20 September 2014, 22:40
butchloc
welding castiron isn't really all that hard, just takes some knowhow and pratice. like dcpd said pre heat then weld (tig works well with a nickel based filler ) and then while the piece is cooling continually tap on it with a small hammer. it is time consuming though
21 September 2014, 05:39
eagle27
I've successfully welded quite a lot of cast iron using the arc welder and cast iron rods e.g. cast manifolds, pump volutes, etc and some quite small items. Used 3.15mm rods, not sure without researching if smaller rods are available. A real bugger to start the arc with these rods and once arcing a very good steady hand is required as it it not touch runs with the cast rods.I have had very good results with every cast job I have done.
21 September 2014, 18:05
enfieldspares
I have found that the BEST people for this are experienced general welding worksops and not gunsmiths in fact.

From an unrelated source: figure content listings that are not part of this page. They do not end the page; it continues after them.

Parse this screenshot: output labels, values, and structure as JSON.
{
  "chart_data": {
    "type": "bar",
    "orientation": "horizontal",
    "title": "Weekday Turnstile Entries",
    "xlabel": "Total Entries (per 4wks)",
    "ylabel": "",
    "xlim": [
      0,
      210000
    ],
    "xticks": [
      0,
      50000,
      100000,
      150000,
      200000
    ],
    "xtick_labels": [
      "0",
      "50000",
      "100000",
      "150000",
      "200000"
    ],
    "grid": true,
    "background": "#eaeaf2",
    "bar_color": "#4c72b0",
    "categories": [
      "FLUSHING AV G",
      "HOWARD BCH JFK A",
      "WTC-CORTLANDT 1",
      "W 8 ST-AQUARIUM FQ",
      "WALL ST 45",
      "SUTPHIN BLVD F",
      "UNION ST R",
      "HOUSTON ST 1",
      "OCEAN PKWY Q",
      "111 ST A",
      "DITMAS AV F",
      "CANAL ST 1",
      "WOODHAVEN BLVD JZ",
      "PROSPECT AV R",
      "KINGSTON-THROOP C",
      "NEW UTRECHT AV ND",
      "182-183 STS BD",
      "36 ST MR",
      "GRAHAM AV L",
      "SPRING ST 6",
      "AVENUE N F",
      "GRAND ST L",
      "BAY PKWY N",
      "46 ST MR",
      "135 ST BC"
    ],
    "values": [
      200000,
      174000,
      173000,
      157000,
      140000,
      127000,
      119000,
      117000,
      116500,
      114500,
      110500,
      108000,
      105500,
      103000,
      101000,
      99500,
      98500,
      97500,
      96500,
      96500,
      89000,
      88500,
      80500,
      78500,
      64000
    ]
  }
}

These people may not know one end of a gun form the other but they do know metal, how metal can be welded and how it can't.

The ONLY input they need is in simple terms what the part does n terms of does it "flex" does it have another hardened surface bearing against it and etc.

And the best of it is they often find the work interesting in itself as it is something that they wouldn't normally see...a gun part...with a problem to fix that they are fully familiar with.
22 September 2014, 07:09
Leopardtrack
Thanks for your help fellas!

Thanks to Bobster I contacted Dan Armstrong in Fairbanks, AK and my piece is boxed for tomorrow's mail.

I will let you all know how it comes out.

FWIW, Dan is charging me only 20 bucks for the repair....how fair is that! Seems like a great guy to me.